Neither of these difficulties occur in the use of the diffraction spectrum, where the pure colours are apportioned by Professor Rood from A to H in the manner shown in table on next page.
Professor Rood further divides the spectrum from A to H into 100 equal divisions, allotting 20 unit divisions of 72,716 wave lengths to the space between each two colour lines.
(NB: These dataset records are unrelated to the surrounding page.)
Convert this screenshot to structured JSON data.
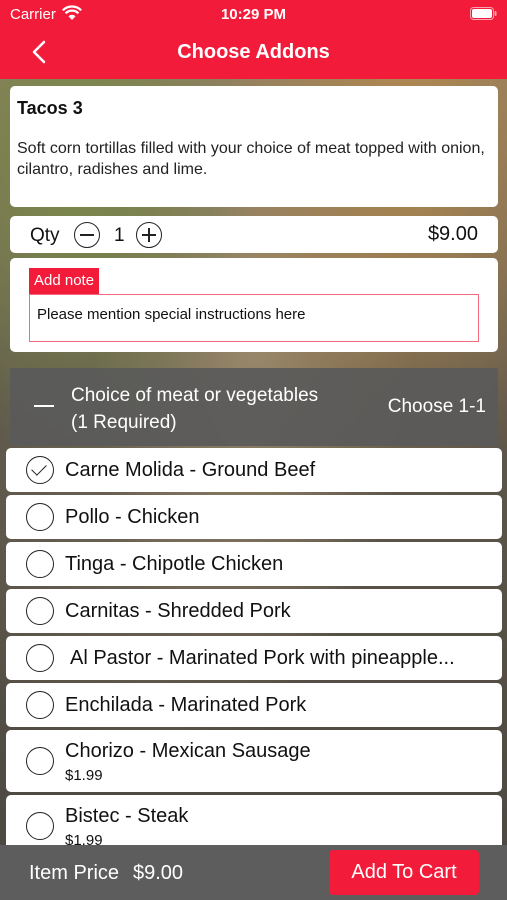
{
  "status_bar": {
    "carrier": "Carrier",
    "time": "10:29 PM"
  },
  "nav": {
    "title": "Choose Addons",
    "back_icon": "chevron-left-icon"
  },
  "item": {
    "name": "Tacos 3",
    "description": "Soft corn tortillas filled with your choice of meat topped with onion, cilantro, radishes and lime."
  },
  "quantity": {
    "label": "Qty",
    "value": "1",
    "price": "$9.00"
  },
  "note": {
    "label": "Add note",
    "placeholder": "Please mention special instructions here"
  },
  "group": {
    "title_line1": "Choice of meat or vegetables",
    "title_line2": "(1 Required)",
    "rule": "Choose 1-1",
    "options": [
      {
        "label": "Carne Molida - Ground Beef",
        "price": "",
        "checked": true
      },
      {
        "label": "Pollo - Chicken",
        "price": "",
        "checked": false
      },
      {
        "label": "Tinga - Chipotle Chicken",
        "price": "",
        "checked": false
      },
      {
        "label": "Carnitas - Shredded Pork",
        "price": "",
        "checked": false
      },
      {
        "label": "Al Pastor - Marinated Pork with pineapple...",
        "price": "",
        "checked": false
      },
      {
        "label": "Enchilada - Marinated Pork",
        "price": "",
        "checked": false
      },
      {
        "label": "Chorizo - Mexican Sausage",
        "price": "$1.99",
        "checked": false
      },
      {
        "label": "Bistec - Steak",
        "price": "$1.99",
        "checked": false
      }
    ]
  },
  "footer": {
    "price_label": "Item Price",
    "price_value": "$9.00",
    "cart_button": "Add To Cart"
  },
  "colors": {
    "accent": "#f31b3a",
    "footer_bg": "#5d5d5d",
    "group_bg": "#5a5a5a"
  }
}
This allots a space of 3,635 W.L. to each unit division, as shown in Table III.
TABLE III.
| Wave Length Position. | No. of Wave Lengths from Colour between each. | Division | W.L.K. per Division | ||
| 760,400 A. | Red | 760,400 —— | 72,717 | == 20 | 3,635 |
| Orange | 687,683 —— | 72,716 | == 20 | 3,635 | |
| Yellow | 614,967 —— | 72,716 | == 20 | 3,635 | |
| Green | 542,251 —— | 72,716 | == 20 | 3,635 | |
| Blue | 469,535 —— | 72,716 | == 20 | 3,635 | |
| 396,819 H. | Violet | 396,819 | |||
| 363,581 | Total W.L. between A. & H. | 363,581 | 100 | ||
Having provided equal wave length positions for the six pure colours, the intermediate colours are necessarily binaries in definite proportions, accounted for by a regular overlapping of two bounding colours in opposite directions from zero to 20, as shown in the following table from Red to Orange, representing the space between these two pure colours.
| Red W.L 760,400 | 20 | 19 | 18 | 17 | 16 | 15 | 14 | 13 | 12 | 11 | 10 | 9 | 8 | 7 | 6 | 5 | 4 | 3 | 2 | 1 | 0 | W.L 687,683 Orange. |
| 0 | 1 | 2 | 3 | 4 | 5 | 6 | 7 | 8 | 9 | 10 | 11 | 12 | 13 | 14 | 15 | 16 | 17 | 18 | 19 | 20 | ||
| 20 | 20 | 20 | 20 | 20 | 20 | 20 | 20 | 20 | 20 | 20 | 20 | 20 | 20 | 20 | 20 | 20 | 20 | 20 | 20 | 20 |
It follows, that apart from the six monochromes, all spectrum complex colours in a single wave length must be binaries, whose united values equal 20.
On comparing Professor Rood’s scales of divisions with those of the tintometrical scales already described, they appear to coincide in several particulars, for instance:—
The monochromes correspond both in number and in name.